Downloading Keys Created on AWS to CCKM
Use the post /v1/cckm/aws/synchronization-jobs API to download the keys created on the AWS KMS to the CCKM based on the KMS name and regions. If any region is not specified, then the AWS keys from all the regions will be synchronized.
Syntax
curl -k '<IP>/api/v1/cckm/aws/synchronization-jobs' -H 'Authorization: Bearer AUTHTOKEN' -H 'Content-Type: application/json' --data-binary $'{\n "kms": ["<kms_identifier>"],\n "regions": ["<region>"]\n}' --compressed
Request Parameters
| Parameter | Type | Description |
|---|---|---|
| AUTHTOKEN | string | Authorization token. |
| kms | array of strings | Name or ID of the KMS from which the AWS keys will be synchronized. |
| regions | array of strings | Regions from which the AWS keys will be synchronized. |
| synchronize_all | boolean | Set to true to synchronize all keys from all KMS and regions. |
Note
The synchronize_alland kms, regions parameters are mutually exclusive. Specify either synchronize_all or kms and regions.
Example Request
curl -k 'https://127.0.0.1/api/v1/cckm/aws/synchronization-jobs' -H 'Authorization: Bearer eyJhbGciOiJIUzI1NiIsInR5cCI6IkpXVCJ9.eyJhdWQiOiJjNWMwZGJlNC1lMmJmLTQ3M2MtODY4MC01NWVkMWIzMDEzMmEiLCJzdWIiOiJsb2NhbHxhNjdjMzc0OC05YTRiLTRhZGQtYjNkOS0wNTRiYTIwYmUzYWMiLCJpc3MiOiJreWxvIiwiYWNjIjoia3lsbyIsInByZWZlcnJlZF91c2VybmFtZSI6ImFkbWluIiwiY3VzdCI6eyJkb21haW5faWQiOiIwMDAwMDAwMC0wMDAwLTAwMDAtMDAwMC0wMDAwMDAwMDAwMDAiLCJncm91cHMiOlsiYWRtaW4iXSwic2lkIjoiMDhkNDI5ZjktNDgzYi00ODdlLWJjOTQtNGE1Mjc2ZDI2ZjZjIiwiem9uZV9pZCI6IjAwMDAwMDAwLTAwMDAtMDAwMC0wMDAwLTAwMDAwMDAwMDAwMCJ9LCJqd3RpZCI6ImU5YWUwYTI3LWVlYjQtNGNhZi04YjE4LTdhNzIzMDBkOTA0MCIsImlhdCI6MTYwNDU1ODEzOCwiZXhwIjoxNjA0NTU4NDM4fQ.MIMArFeC4cpPNTYOd39mu6_-yihdN0CDl_917eH8-kY' -H 'Content-Type: application/json' --data-binary $'{\n "kms": ["kms"],\n "synchronize_all": false,\n "regions": ["ap-south-1"]\n}' --compressed
Example Response
{
"id": "afef70ff-311e-46c1-8ead-e1999e8c6d46",
"uri": "kylo:kylo:cckm:synchronize:afef70ff-311e-46c1-8ead-e1999e8c6d46",
"account": "kylo:kylo:admin:accounts:kylo",
"application": "ncryptify:gemalto:admin:apps:kylo",
"devAccount": "ncryptify:gemalto:admin:accounts:gemalto",
"createdAt": "2020-11-05T06:38:25.308834396Z",
"updatedAt": "2020-11-05T06:38:25.310835309Z",
"overall_status": "in_progress",
"cloud": "aws",
"regions": [
"ap-south-1"
],
"kms": [
"kms"
],
"abort": false
}
The sample output shows that the synchronization-jobs API has started downloading the keys from the region (ap-southeast-1) of the KMS (kms) to the CCKM. The status of synchronization process is in progress. A unique ID (afef70ff-311e-46c1-8ead-e1999e8c6d46) for the synchronization process is returned.
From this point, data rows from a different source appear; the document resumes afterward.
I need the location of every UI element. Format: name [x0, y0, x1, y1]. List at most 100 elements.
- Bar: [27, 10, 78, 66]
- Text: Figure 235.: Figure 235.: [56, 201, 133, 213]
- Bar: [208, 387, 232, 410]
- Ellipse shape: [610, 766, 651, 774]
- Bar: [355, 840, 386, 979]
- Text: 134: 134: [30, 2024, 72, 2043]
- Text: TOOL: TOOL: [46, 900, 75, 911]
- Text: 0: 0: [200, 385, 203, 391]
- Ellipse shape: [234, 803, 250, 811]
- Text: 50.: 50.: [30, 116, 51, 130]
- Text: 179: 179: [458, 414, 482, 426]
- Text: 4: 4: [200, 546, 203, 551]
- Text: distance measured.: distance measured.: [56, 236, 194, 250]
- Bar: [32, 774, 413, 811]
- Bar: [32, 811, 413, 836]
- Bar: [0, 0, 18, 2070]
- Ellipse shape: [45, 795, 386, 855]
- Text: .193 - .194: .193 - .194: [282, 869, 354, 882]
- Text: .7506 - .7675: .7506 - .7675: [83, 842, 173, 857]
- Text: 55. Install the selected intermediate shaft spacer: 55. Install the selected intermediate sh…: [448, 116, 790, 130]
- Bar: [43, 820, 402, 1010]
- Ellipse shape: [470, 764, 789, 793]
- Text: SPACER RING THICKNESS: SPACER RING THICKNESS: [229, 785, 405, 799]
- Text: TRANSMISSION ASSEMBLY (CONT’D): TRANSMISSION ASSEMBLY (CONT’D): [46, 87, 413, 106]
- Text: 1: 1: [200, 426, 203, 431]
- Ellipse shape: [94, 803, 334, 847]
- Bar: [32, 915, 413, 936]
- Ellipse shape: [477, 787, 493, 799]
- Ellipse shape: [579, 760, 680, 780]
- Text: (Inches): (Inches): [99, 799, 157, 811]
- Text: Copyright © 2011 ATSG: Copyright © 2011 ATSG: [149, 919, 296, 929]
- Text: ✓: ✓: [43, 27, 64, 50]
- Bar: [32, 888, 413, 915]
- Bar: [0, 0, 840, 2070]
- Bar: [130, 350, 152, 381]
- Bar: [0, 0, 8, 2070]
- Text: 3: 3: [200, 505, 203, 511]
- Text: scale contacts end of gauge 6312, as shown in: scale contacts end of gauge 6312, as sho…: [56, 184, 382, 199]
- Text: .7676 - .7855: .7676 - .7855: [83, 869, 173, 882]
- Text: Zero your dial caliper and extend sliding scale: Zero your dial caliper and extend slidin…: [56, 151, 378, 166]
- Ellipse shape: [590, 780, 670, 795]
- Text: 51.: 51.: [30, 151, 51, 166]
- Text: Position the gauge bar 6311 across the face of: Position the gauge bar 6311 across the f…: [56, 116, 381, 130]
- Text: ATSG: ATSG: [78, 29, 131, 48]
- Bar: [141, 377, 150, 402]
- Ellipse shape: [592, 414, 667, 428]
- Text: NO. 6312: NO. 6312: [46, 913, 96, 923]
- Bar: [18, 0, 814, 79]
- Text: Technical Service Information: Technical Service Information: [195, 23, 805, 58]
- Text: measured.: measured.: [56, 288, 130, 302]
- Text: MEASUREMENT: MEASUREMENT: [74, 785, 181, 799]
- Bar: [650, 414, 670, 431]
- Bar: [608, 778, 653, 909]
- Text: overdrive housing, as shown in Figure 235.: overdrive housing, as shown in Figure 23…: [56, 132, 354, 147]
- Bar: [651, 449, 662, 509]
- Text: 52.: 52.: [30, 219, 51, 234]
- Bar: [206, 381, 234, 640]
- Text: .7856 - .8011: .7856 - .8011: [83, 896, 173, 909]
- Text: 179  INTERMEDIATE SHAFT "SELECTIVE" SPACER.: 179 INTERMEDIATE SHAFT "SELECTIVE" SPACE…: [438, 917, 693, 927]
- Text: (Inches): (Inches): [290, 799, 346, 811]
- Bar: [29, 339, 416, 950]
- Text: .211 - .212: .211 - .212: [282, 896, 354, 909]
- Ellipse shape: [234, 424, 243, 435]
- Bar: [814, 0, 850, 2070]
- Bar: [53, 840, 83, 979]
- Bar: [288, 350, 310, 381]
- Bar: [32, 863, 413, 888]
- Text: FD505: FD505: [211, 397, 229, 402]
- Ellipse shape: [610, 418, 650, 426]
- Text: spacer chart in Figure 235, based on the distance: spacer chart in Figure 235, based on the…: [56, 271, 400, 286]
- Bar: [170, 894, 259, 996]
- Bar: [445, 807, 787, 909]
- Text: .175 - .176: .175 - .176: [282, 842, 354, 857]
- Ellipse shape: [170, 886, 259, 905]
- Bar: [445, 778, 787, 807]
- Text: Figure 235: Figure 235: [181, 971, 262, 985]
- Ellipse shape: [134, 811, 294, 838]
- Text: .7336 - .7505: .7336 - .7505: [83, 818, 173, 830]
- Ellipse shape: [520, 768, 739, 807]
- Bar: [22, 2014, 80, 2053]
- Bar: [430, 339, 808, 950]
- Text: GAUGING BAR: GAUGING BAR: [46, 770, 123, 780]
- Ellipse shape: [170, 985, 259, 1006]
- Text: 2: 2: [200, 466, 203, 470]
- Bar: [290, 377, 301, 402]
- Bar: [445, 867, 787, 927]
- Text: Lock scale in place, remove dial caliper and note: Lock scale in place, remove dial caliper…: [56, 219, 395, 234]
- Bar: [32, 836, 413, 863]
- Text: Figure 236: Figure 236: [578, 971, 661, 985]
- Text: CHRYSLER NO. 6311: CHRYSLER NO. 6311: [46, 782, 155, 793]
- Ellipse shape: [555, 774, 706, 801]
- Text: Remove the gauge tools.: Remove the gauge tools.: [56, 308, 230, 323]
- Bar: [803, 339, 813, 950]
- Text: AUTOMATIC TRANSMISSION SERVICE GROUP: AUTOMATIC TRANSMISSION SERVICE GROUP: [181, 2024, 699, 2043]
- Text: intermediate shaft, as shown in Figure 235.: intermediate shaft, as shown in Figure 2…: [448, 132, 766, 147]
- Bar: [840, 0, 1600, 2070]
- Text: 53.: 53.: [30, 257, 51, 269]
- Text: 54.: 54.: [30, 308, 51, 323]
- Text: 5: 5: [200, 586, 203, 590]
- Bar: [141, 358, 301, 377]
To know more about response parameters, refer to Response Parameters of Key Life Cycle Management APIs.
Response Codes
| Response Code | Description |
|---|---|
| 2xx | Success |
| 4xx | Client errors |
| 5xx | Server errors |
Refer to HTTP status codes for details.
Note
You can also schedule synchronization of the AWS keys when needed using the scheduler API. Refer to Scheduling Synchronization for details.